GPU runs tend to stabilize near unity for large enough workloads, indicating optimal utilization where throughput and energy are coupled and the TDP is a valid power model. However, for small granularities or poorly optimized applications, this ratio drops, suggesting inefficiencies. CPU-only runs, despite a reduced TDP value, do not achieve unity, pointing to power consumed outside of main computational kernels or by non-user processes.
Importantly, the study demonstrates that energy efficiency is a more sensitive diagnostic for kernel-level and occupancy-related bottlenecks than throughput alone. This is particularly visible in applications like OpenGadget3 and AthenaK, where kernel composition and device utilization have non-obvious impacts on energy-per-compute-element scaling.
Measurement Framework Comparison: EAR vs. p3em
A direct comparison between EAR and p3em shows p3em systematically reporting higher energy efficiency, especially for short or fine-grained kernels, attributable to tighter measurement windows and exclusion of initialization overhead. Consistency of trends across both tools validates the data, and the study recommends p3em for fine-grained, intra-application analysis.
Implications and Forward Outlook
This work provides comprehensive baselines for node-level HPC performance and energy analysis on next-generation Intel heterogenous architectures. Practically, the findings underline the importance of exposing sufficient computational granularity—especially for offloaded GPU kernels—to maximize both throughput and energy efficiency. They also suggest that while roofline models remain informative, application-level, phase-accurate energy metrics yield a deeper understanding of bottlenecks and optimization potential.
From a theoretical perspective, the decoupling of throughput and energy efficiency under certain kernel mixes or node configurations highlights the necessity for nuanced resource allocation and scheduling policies in HPC environments as power and thermal constraints become increasingly dominant.

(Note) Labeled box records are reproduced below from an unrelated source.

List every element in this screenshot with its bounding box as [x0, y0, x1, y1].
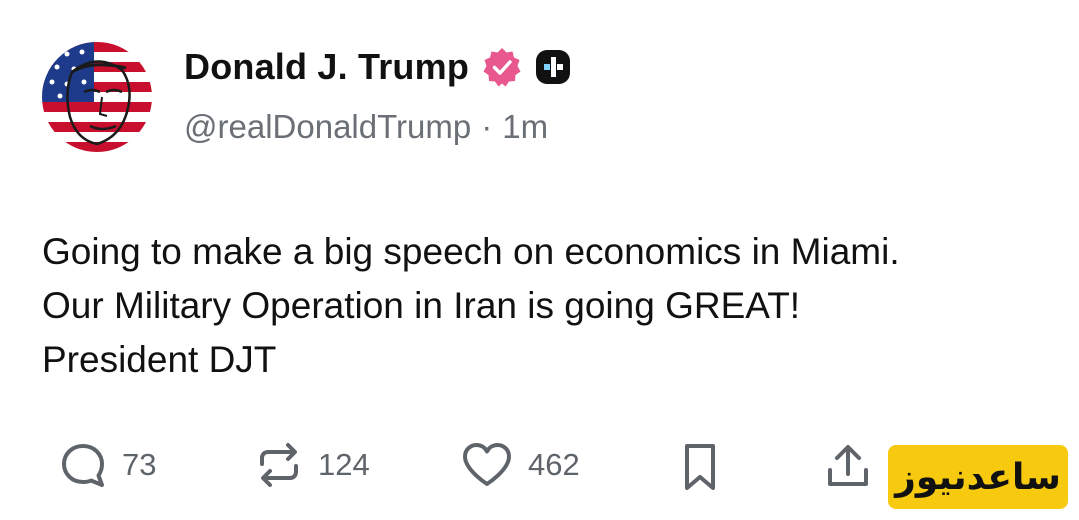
share-button[interactable]	[822, 440, 874, 494]
reply-icon	[62, 444, 104, 487]
post-timestamp[interactable]: 1m	[502, 108, 548, 146]
post-body-text: Going to make a big speech on economics …	[42, 231, 900, 380]
verified-badge-icon	[483, 48, 521, 87]
reply-count: 73	[122, 447, 157, 482]
bookmark-button[interactable]	[678, 440, 722, 494]
author-handle[interactable]: @realDonaldTrump	[184, 108, 471, 146]
author-display-name[interactable]: Donald J. Trump	[184, 46, 469, 88]
flag-portrait-avatar-icon	[42, 42, 152, 152]
heart-icon	[463, 443, 511, 486]
watermark-logo: ساعدنیوز	[888, 445, 1068, 509]
bookmark-icon	[685, 444, 715, 490]
share-icon	[828, 445, 868, 486]
repost-icon	[260, 443, 298, 487]
repost-count: 124	[318, 447, 370, 482]
plus-subscription-icon	[536, 50, 571, 84]
avatar[interactable]	[42, 42, 152, 152]
like-button[interactable]: 462	[460, 440, 580, 490]
reply-button[interactable]: 73	[58, 440, 156, 490]
author-name-row: Donald J. Trump	[184, 44, 571, 90]
repost-button[interactable]: 124	[254, 440, 370, 490]
like-count: 462	[528, 447, 580, 482]
author-handle-row: @realDonaldTrump · 1m	[184, 108, 548, 146]
meta-separator: ·	[481, 108, 493, 145]
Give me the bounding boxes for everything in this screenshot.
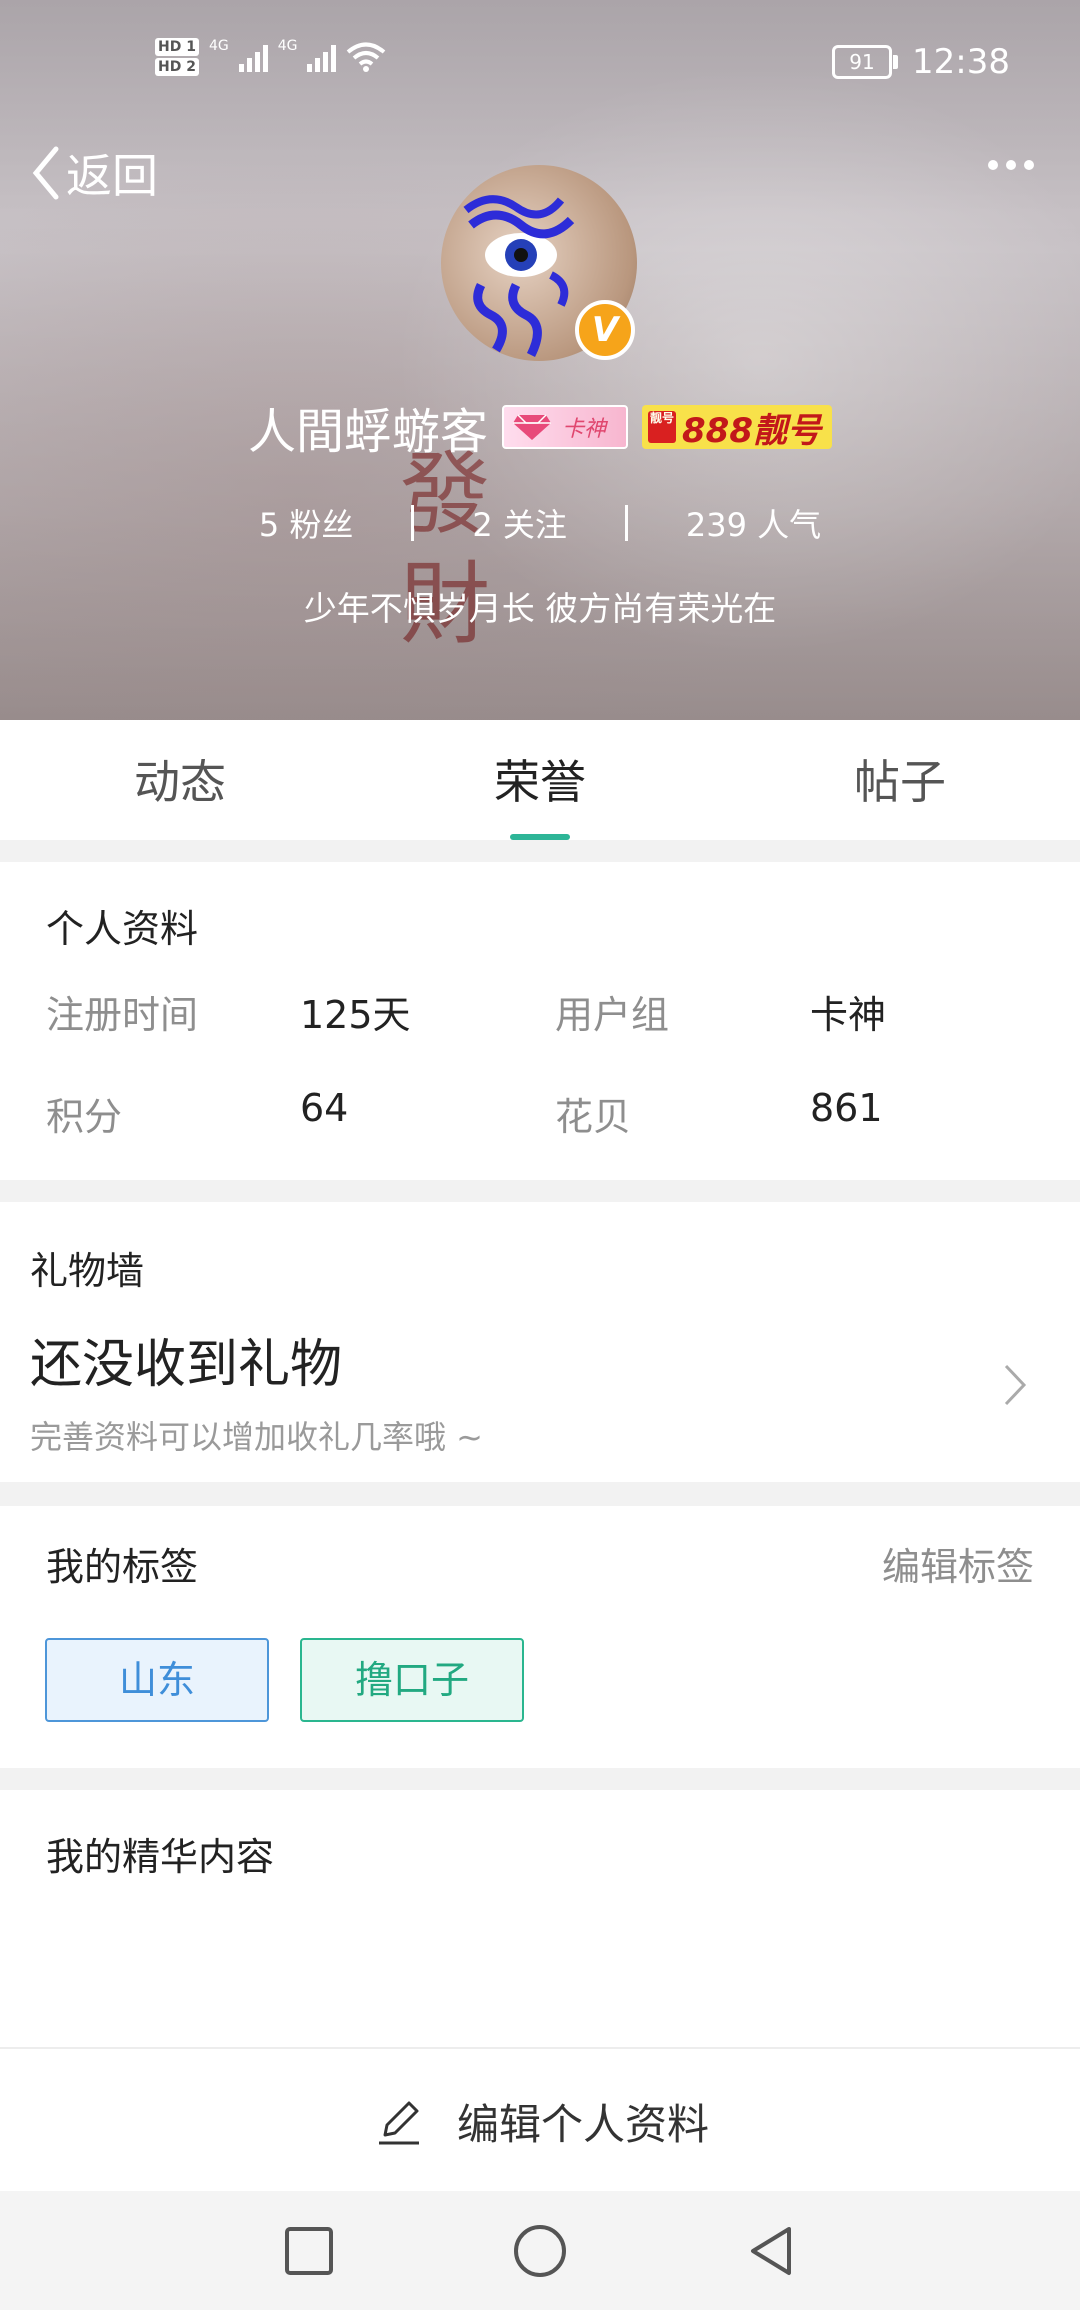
badge-888[interactable]: 靓号 888靓号 <box>642 405 832 451</box>
following-count[interactable]: 2 关注 <box>414 500 625 546</box>
network-type-1: 4G <box>208 38 229 54</box>
gift-wall-card[interactable]: 礼物墙 还没收到礼物 完善资料可以增加收礼几率哦 ~ <box>0 1202 1080 1482</box>
featured-title: 我的精华内容 <box>46 1835 275 1879</box>
system-navigation-bar <box>0 2191 1080 2310</box>
network-type-2: 4G <box>277 38 298 54</box>
points-label: 积分 <box>46 1095 123 1139</box>
wifi-icon <box>347 42 386 72</box>
name-row: 人間蜉蝣客 卡神 靓号 888靓号 <box>0 392 1080 462</box>
profile-tabs: 动态 荣誉 帖子 <box>0 720 1080 840</box>
hd1-indicator: HD 1 <box>155 38 199 56</box>
register-time-value: 125天 <box>300 993 411 1037</box>
chevron-right-icon <box>1004 1364 1027 1406</box>
tab-posts[interactable]: 帖子 <box>720 720 1080 840</box>
signal-icon <box>238 42 268 72</box>
tag-chip[interactable]: 山东 <box>45 1638 269 1722</box>
status-bar: HD 1 HD 2 4G 4G 91 12:38 <box>0 38 1080 88</box>
username: 人間蜉蝣客 <box>247 404 488 460</box>
gift-wall-title: 礼物墙 <box>30 1249 145 1293</box>
personal-info-card: 个人资料 注册时间 125天 用户组 卡神 积分 64 花贝 861 <box>0 862 1080 1180</box>
points-value: 64 <box>300 1086 349 1130</box>
verified-badge-icon: V <box>575 300 635 360</box>
edit-tags-link[interactable]: 编辑标签 <box>882 1536 1034 1591</box>
profile-motto: 少年不惧岁月长 彼方尚有荣光在 <box>303 589 777 628</box>
badge-kashen-label: 卡神 <box>562 417 607 442</box>
badge-kashen[interactable]: 卡神 <box>502 405 628 449</box>
seal-icon: 靓号 <box>648 411 676 443</box>
battery-level: 91 <box>849 50 875 74</box>
back-label: 返回 <box>66 149 158 203</box>
more-dot-icon <box>988 160 998 170</box>
huabei-value: 861 <box>810 1086 883 1130</box>
user-group-label: 用户组 <box>555 993 670 1037</box>
edit-profile-label: 编辑个人资料 <box>456 2099 709 2149</box>
tab-activity[interactable]: 动态 <box>0 720 360 840</box>
user-group-value: 卡神 <box>810 993 887 1037</box>
hd2-indicator: HD 2 <box>155 58 199 76</box>
profile-stats: 5 粉丝 2 关注 239 人气 <box>0 500 1080 546</box>
popularity-count: 239 人气 <box>685 506 822 544</box>
register-time-label: 注册时间 <box>46 993 199 1037</box>
pencil-icon <box>378 2101 419 2145</box>
tags-card: 我的标签 编辑标签 山东 撸口子 <box>0 1506 1080 1768</box>
featured-content-card: 我的精华内容 <box>0 1790 1080 2047</box>
back-button[interactable]: 返回 <box>28 140 158 206</box>
tab-honors[interactable]: 荣誉 <box>360 720 720 840</box>
active-tab-indicator <box>510 834 570 840</box>
home-icon[interactable] <box>510 2221 570 2281</box>
tag-chip[interactable]: 撸口子 <box>300 1638 524 1722</box>
huabei-label: 花贝 <box>555 1095 632 1139</box>
fans-count[interactable]: 5 粉丝 <box>201 500 412 546</box>
edit-profile-button[interactable]: 编辑个人资料 <box>0 2047 1080 2193</box>
gift-empty-message: 还没收到礼物 <box>30 1335 343 1395</box>
recent-apps-icon[interactable] <box>279 2221 339 2281</box>
battery-icon: 91 <box>832 45 899 79</box>
personal-info-title: 个人资料 <box>46 907 199 951</box>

Future research involving multi-node scaling, network contention, and an expanded application set is proposed. Comparative benchmarking across competing hardware generations will also refine interpretations of both empirical and projected energy-performance characteristics for flagship computational science workloads.
Conclusion
The paper systematically demonstrates that, for a heterogeneous system equipped with Intel SSC + PVC, GPU offloading enables order-of-magnitude improvements in both throughput and energy efficiency for a broad set of scientific applications. However, these gains are strongly workload- and granularity-dependent. The unification of throughput and energy metrics across multiple scientific domains enables robust, actionable guidance for code and system optimization. Future work will expand these results into the multi-node regime and deepen analysis of interconnect and memory system effects.